Ex-U.S. Diplomats Grill Bush On ‘Unqualified Israel Support’

"Your unqualified support of [Israeli Premier Ariel] Sharon’s extra-judicial assassinations, Israel’s Berlin Wall-like barrier, its harsh military measures in occupied territories and now your endorsement of Sharon’s unilateral plan are costing our country its credibility, prestige and friends," reads the letter, published in full by the Financial Times.

The diplomats, some of whom belong to the American Educational Trust (AET), plan to release the text at a press conference in Washington later Tuesday, May 4, reported Agence France-Presse (AFP).

"Early responses are staggering," the AET said in a brief statement Monday, May 3, adding "signatories are united by their belief that the U.S. government is heading toward great danger."

"Our hope is that both political parties will take heed and listen to the voices of experienced diplomats," it said.

On Monday, April 26, British Prime Minister Tony Blair faced a withering and unprecedented criticism from the most senior former officials in the Foreign Office for toeing the U.S. line in the Middle East and occupied Iraq.

Departing from the usual measured language of diplomacy, 52 British diplomats put their names to a letter rebuking Blair for the acquiescence to Bush’s backing of Israeli Premier Ariel Sharon’s controversial disengagement plan.

More Signatories

The Financial Times said the letter had been drafted by Andrew Killgore, a former U.S. ambassador to Qatar, and Richard Curtiss, former chief inspector of the U.S. Information Agency.

It added that the missive was to have been sent to the White House on April 30, but was held back to allow more former envoys to sign it.

The letter was circulated among the former U.S. diplomats and officials after Bush’s April 14 endorsement of Sharon’s controversial plan for an Israeli withdrawal from all of the Gaza Strip, while tightening the grip on the occupied West Bank.
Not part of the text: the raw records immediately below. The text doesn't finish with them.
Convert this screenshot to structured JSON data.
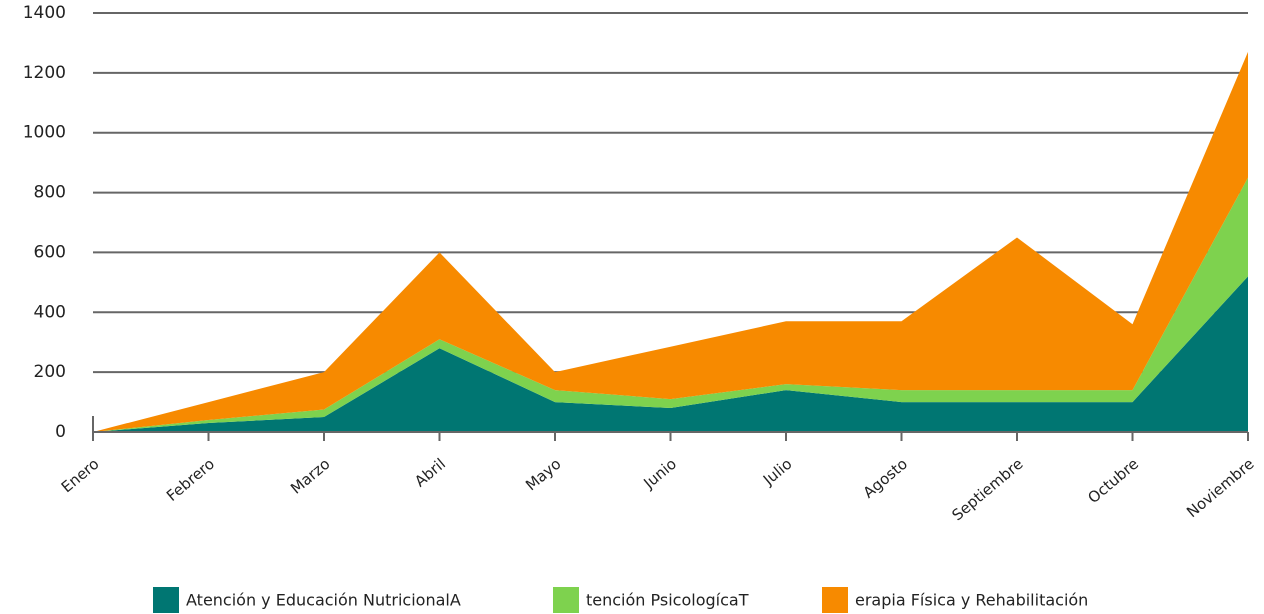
{
  "chart_data": {
    "type": "area",
    "stacked": true,
    "categories": [
      "Enero",
      "Febrero",
      "Marzo",
      "Abril",
      "Mayo",
      "Junio",
      "Julio",
      "Agosto",
      "Septiembre",
      "Octubre",
      "Noviembre"
    ],
    "series": [
      {
        "name": "Atención y Educación NutricionalA",
        "color": "#007672",
        "values": [
          0,
          30,
          50,
          280,
          100,
          80,
          140,
          100,
          100,
          100,
          520
        ]
      },
      {
        "name": "tención PsicologícaT",
        "color": "#7ed24e",
        "values": [
          0,
          10,
          25,
          30,
          40,
          30,
          20,
          40,
          40,
          40,
          330
        ]
      },
      {
        "name": "erapia Física y Rehabilitación",
        "color": "#f78a00",
        "values": [
          0,
          60,
          125,
          290,
          60,
          175,
          210,
          230,
          510,
          220,
          420
        ]
      }
    ],
    "ylim": [
      0,
      1400
    ],
    "yticks": [
      0,
      200,
      400,
      600,
      800,
      1000,
      1200,
      1400
    ],
    "grid": true
  }
}
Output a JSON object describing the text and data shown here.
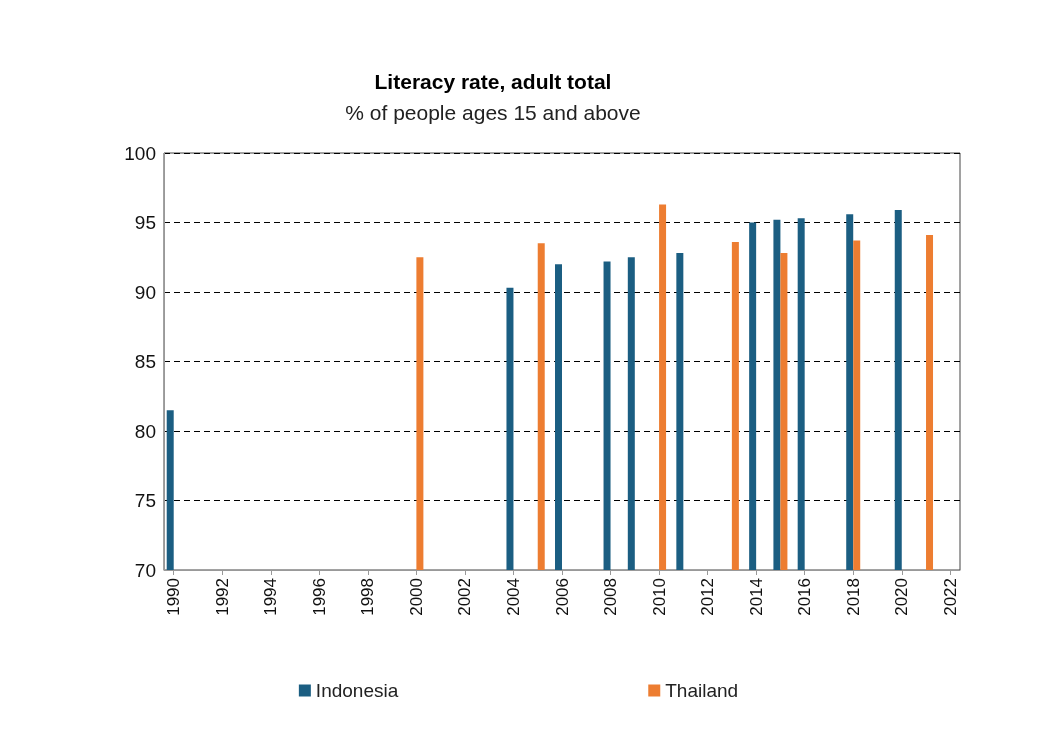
{
  "chart_data": {
    "type": "bar",
    "title": "Literacy rate, adult total",
    "subtitle": "% of people ages 15 and above",
    "series": [
      {
        "name": "Indonesia",
        "color": "#1b5e82",
        "x": [
          1990,
          2004,
          2006,
          2008,
          2009,
          2011,
          2014,
          2015,
          2016,
          2018,
          2020
        ],
        "values": [
          81.5,
          90.3,
          92.0,
          92.2,
          92.5,
          92.8,
          95.0,
          95.2,
          95.3,
          95.6,
          95.9
        ]
      },
      {
        "name": "Thailand",
        "color": "#ed7d31",
        "x": [
          2000,
          2005,
          2010,
          2013,
          2015,
          2018,
          2021
        ],
        "values": [
          92.5,
          93.5,
          96.3,
          93.6,
          92.8,
          93.7,
          94.1
        ]
      }
    ],
    "xlim": [
      1989.6,
      2022.4
    ],
    "xticks": [
      1990,
      1992,
      1994,
      1996,
      1998,
      2000,
      2002,
      2004,
      2006,
      2008,
      2010,
      2012,
      2014,
      2016,
      2018,
      2020,
      2022
    ],
    "ylim": [
      70,
      100
    ],
    "yticks": [
      70,
      75,
      80,
      85,
      90,
      95,
      100
    ],
    "grid": "y",
    "legend": "bottom"
  }
}
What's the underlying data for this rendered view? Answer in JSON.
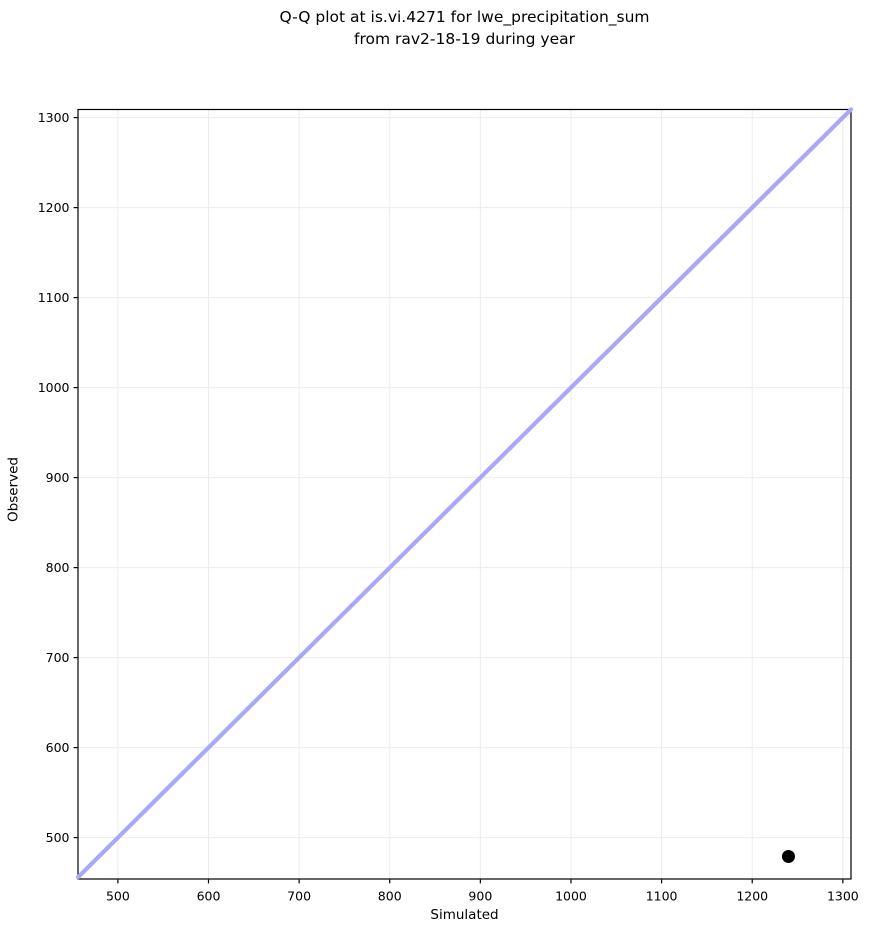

Ignoring international resolutions and established policies for over half a century, Bush had said Palestinian refugees could not return to their homes in what is now Israel.

Killgore told the BBC: "We thought American diplomats were as unhappy as British diplomats were over what the President did."

He underlined that Bush should not "take away the right of the Palestinians to return, or give Sharon the right to take settlement blocks in the West Bank which will hardly leave the Palestinians any contiguous territory," reported the BBC News Online Tuesday.

"It seems to torpedo the idea of a separate Palestinian state," said the veteran American diplomat.

Killgore told the British broadcaster that the letter was mainly about policy towards Israel and the Palestinians, but it touched on Iraq too.

"If anything Iraq is worse".

Greg Thielmann, a former State Department analyst who signed the letter, saw eye to eye on the repercussions of Bush’s actions on Washington’s foreign policies.

"We are going to have the worst of all possible worlds," he told the BBC.

"We have probably done irretrievable damage in the eyes of the Arab world," Thielmann told the BBC’s Today program.

"And yet we will not accomplish what seemed to be at least one positive part of the plan, which was the giving up on illegal settlements in the Gaza Strip."